Spoiler alert! Mummy’s Treasure is free for a limited time only, and for free it is definitely a best buy. This is the full version, not one of those “crippled but try it for a level or two before you blow your real money” releases. Get it now, it will cost money in a day or a week, and once you pay for it it’s rating will diminish.
I’m kidding about the diminished rating bit in the spoiler alert. The price will go up to a dollar, which will still leave it a really good, if not a best buy. If they keep raising the price, however, say to five or ten I may change that opinion.
But skip the review, download it now, and then read the review to decide if you really want to play. If you can get it while it’s still free, you’ve only wasted your time.
Stop now. Download. Come back to read.
(unless you’re really skeptical or the price went up already)
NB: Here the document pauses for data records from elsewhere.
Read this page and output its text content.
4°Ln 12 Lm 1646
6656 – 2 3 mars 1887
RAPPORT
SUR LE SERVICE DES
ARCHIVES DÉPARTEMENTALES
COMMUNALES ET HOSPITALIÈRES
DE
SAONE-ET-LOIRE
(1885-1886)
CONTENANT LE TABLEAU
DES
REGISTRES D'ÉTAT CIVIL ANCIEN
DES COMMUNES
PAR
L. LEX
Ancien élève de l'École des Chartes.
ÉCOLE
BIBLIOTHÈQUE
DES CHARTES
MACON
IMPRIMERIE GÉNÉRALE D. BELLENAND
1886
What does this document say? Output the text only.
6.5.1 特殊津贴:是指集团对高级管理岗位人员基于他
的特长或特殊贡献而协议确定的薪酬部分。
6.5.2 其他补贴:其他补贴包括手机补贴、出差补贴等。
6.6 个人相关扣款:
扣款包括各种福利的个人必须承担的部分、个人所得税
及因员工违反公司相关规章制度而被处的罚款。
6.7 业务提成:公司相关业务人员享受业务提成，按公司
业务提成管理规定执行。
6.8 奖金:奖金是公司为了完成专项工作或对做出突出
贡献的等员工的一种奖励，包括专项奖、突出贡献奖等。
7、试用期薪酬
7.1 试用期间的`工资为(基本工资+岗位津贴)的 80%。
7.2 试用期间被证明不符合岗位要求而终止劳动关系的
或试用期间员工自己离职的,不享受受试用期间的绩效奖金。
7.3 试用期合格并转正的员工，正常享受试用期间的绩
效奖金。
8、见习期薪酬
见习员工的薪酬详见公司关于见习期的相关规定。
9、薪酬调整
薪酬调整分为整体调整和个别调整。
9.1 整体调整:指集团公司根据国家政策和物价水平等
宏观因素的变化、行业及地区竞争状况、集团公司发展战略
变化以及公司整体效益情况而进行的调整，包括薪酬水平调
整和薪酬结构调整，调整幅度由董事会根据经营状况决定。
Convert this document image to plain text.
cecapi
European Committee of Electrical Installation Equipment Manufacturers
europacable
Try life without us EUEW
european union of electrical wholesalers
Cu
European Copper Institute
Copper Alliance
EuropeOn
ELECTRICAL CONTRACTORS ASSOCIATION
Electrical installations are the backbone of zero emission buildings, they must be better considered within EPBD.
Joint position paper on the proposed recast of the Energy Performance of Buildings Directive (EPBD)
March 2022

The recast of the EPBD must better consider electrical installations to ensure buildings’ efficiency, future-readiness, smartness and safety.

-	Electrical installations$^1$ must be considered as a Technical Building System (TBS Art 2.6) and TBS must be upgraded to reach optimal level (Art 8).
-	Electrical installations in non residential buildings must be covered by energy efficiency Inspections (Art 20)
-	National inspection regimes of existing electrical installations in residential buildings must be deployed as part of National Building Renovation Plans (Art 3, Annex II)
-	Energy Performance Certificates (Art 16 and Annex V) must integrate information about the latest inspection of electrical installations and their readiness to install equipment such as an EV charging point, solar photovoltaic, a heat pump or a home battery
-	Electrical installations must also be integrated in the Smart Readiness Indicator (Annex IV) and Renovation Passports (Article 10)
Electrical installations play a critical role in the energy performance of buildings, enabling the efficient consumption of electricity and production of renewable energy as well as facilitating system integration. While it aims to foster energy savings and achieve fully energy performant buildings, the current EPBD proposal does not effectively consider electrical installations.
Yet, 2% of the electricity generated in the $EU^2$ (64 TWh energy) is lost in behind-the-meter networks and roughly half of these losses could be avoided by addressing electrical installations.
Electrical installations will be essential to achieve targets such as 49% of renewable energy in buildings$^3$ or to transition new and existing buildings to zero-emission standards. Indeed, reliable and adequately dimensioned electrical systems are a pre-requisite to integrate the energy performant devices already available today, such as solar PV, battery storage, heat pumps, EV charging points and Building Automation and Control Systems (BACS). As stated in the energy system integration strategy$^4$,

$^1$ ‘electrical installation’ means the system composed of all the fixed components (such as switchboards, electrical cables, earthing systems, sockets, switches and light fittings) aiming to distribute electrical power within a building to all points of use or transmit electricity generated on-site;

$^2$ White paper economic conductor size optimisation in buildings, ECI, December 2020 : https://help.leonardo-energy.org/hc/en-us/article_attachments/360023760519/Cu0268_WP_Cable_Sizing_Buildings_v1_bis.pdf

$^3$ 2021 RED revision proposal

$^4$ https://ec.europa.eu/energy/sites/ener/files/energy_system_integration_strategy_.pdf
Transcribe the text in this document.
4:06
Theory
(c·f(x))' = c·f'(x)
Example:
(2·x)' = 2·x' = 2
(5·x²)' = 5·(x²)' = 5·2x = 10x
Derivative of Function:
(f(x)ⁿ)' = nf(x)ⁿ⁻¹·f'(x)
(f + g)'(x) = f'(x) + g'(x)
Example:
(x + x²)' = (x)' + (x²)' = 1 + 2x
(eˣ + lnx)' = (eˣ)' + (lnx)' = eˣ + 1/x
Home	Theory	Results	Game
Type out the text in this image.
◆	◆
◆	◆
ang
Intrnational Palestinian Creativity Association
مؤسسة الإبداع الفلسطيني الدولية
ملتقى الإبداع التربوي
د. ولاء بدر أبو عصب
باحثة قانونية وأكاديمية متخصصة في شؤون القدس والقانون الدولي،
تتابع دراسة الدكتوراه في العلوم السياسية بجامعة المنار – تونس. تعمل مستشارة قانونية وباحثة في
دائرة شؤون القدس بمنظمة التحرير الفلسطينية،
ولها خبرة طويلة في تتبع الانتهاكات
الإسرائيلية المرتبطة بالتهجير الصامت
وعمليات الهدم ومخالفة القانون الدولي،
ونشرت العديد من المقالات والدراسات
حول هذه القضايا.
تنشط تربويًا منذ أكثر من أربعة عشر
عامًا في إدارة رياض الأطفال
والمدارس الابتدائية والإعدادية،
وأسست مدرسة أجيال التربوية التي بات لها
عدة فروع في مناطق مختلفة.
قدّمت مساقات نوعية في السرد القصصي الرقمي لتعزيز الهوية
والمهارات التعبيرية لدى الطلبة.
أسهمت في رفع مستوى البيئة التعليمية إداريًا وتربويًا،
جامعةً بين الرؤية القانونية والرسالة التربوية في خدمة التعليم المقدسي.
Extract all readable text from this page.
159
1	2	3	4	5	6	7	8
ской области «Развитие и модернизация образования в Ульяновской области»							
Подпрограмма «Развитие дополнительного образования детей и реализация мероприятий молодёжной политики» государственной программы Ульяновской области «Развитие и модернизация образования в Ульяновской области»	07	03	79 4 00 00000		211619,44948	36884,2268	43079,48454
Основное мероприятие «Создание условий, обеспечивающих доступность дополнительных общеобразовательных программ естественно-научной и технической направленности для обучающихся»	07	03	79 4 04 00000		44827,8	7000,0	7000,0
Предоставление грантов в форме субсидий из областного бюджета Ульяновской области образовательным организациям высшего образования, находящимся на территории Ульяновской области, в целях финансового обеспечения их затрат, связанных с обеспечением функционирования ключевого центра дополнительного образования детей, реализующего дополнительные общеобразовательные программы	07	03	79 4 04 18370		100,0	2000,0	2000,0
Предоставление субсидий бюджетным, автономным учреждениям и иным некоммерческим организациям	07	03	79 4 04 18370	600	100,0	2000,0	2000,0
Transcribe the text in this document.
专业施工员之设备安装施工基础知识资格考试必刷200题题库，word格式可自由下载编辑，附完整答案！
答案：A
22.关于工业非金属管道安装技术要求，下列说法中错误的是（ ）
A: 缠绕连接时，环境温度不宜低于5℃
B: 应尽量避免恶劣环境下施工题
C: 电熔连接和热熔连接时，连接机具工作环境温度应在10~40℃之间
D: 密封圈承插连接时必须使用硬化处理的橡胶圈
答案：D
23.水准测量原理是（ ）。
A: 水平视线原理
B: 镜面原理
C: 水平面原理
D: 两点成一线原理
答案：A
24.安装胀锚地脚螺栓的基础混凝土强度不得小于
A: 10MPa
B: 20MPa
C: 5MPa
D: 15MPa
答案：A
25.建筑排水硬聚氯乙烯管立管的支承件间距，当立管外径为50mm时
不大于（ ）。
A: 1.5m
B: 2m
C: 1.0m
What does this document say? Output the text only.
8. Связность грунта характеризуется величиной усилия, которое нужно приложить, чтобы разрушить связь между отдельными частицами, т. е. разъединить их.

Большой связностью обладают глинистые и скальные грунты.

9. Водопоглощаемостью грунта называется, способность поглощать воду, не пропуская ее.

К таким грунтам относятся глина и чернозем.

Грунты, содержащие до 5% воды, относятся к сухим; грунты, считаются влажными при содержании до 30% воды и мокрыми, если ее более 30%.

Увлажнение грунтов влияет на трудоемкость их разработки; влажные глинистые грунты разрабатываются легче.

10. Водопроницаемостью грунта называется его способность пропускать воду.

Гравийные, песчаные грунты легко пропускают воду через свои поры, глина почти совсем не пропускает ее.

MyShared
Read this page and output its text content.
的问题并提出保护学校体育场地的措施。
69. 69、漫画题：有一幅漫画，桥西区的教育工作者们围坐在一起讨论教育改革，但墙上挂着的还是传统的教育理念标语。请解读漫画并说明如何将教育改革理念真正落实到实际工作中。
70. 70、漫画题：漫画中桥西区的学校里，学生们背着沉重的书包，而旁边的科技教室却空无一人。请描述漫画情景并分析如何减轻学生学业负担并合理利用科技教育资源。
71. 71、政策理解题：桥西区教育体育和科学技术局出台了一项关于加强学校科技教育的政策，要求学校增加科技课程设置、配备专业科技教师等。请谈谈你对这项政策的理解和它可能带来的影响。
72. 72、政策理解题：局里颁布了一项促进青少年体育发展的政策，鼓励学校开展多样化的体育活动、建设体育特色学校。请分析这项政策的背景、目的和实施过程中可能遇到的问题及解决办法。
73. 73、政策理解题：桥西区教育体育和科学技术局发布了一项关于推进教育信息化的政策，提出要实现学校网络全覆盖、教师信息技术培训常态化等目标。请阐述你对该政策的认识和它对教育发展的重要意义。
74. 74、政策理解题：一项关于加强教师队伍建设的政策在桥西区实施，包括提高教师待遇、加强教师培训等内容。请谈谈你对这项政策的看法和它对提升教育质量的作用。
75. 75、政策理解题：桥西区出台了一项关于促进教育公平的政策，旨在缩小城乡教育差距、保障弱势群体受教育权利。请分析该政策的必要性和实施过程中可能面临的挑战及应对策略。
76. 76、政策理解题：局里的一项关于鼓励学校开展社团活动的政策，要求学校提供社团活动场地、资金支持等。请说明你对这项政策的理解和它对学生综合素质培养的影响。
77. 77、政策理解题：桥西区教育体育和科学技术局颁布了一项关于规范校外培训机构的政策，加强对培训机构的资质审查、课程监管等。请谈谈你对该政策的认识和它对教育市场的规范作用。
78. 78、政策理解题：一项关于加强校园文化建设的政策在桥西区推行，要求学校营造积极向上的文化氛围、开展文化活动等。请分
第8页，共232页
I moved up game day Friday this week because the game Mummy’s Treasure is available free for a limited time only. It’s also today’s featured game on App AllStar, which features free iPhone games, and for once the game they recommend is worth keeping (make sure to get the iPad and iPhone versions).
So I figured I would push back Friday’s intended review (Puzzle Planet) until next week and plug the free app today.
Readers will probably know I’m not a huge fan of Facebook, but I can afford to be because Carol spends more time on Facebook than she does with me. Actually, she’s right beside me, but she’s typing away on Facebook.
I don’t mind, because after twenty-five years there’s little we haven’t hashed over eight million times besides the stuff she reads on Facebook. That’s how I learn about things like the Uterati on Facebook and the free Mummy’s Treasure app (if only for a limited time).
We could discuss politics or CNN or the Bible but we pretty much already agree on 90 percent of what we discuss and she gets upset that I can’t see the other 10 percent as clearly as I should (you know, the way she does). So she checks in with her Facebook friends and forwards the interesting stuff to me.
Mainly she wanted me to play Mummy’s Treasure so I could tell her whether or not to bother, but I don’t mind because that’s what husbands are for.
Mummy’s Treasure presents players with level after level of physics based puzzles. The idea is to keep your treasures and gyms while eliminating the evil mummies and skeletons. If you lose any of the treasures you lose the level. Rocks and shelves are neutral although they count against your final score.
The basic strategy is to keep the treasures while eliminating the evil creatures. If you can capture gems, it counts extra.
As you progress through the levels, the puzzles get more complex, and gravity gets weirder. Objects fly sideways and—if you time your moves right—at curves and angles. You have to cut chains and break blocks when they reach the right angle or you will simply replay the level again.
The trick on this level is to spin the mummy balls in the right direction, making sure to capture the gems before you do.
You escape the level by removing the monsters without losing your treasure, but your score is determined by how many obstacles you remove and gems you collect in the process. It can be difficult doing both.
Theoretically you get a gold statue for making par, and jewels for collecting all the jewels in the level, but I’ll be damned if I can figure their scoring system out. I have surpassed par on several levels and collected all the jewels without getting a gold statue or additional booty for my work.
I’ve beaten par and collected every jewel on every level but the game failed to acknowledge my reward.
Perhaps they have a secret scoring system, a certain order you need to do things in as well as removing obstacles and catching flying gems. It reminds me of the Catch-22 of the Ropes courses. You succeed by accomplishing the task provided you read the facilitator’s mind and do it his way.
When I was working with a charter school, back in the early days before Republicans started treating them as badly as they treated public schools, the staff was subjected to the Ropes Challenge course as a team building exercise. We broke into teams and were given a series of challenges and told there was no wrong solution so long as we followed the guidelines (for instance, don’t let your feet touch the ground).
In one exercise we had to walk on logs past a tree (holding the ropes tied to the logs), turn around without stepping off the log and returning to the starting point. Those were the exact instructions, and remember, they told us, there was no wrong answer. So our team conferred, walked on the logs past the tree, turned our bodies around without our feet touching the ground, and walked back to the starting point.
We got there first, but we were told we broke the rules. You see, we had to turn the log ninety degrees, walk past the tree, then turn the log another ninety degrees before heading back. I asked if we had been told that was the objective.
The facilitator answered, no, but we should have known that was the right way to do it.
So that’s my one problem with Mummy’s Treasure. There are some hidden requirements. Other than that the puzzles are challenging, but doable (at least until well into the second chamber, which is all the time I had to test if I wanted to make sure to post this while it was still free).
You will definitely have to use you brain, but I’m sure there will be an online walkthrough posted in a month or too if you don’t want to. Like Angry Birds, however, it isn’t enough to figure out the solution; you have to time your moves and gestures just right to succeed.
Jenny Manytoes rates Mummy’s Treasure
Jenny Manytoes would make biscuits all over Mummy’s Treasure. At a dollar it’s a hell of a buy, and while it’s still free you should definitely get it.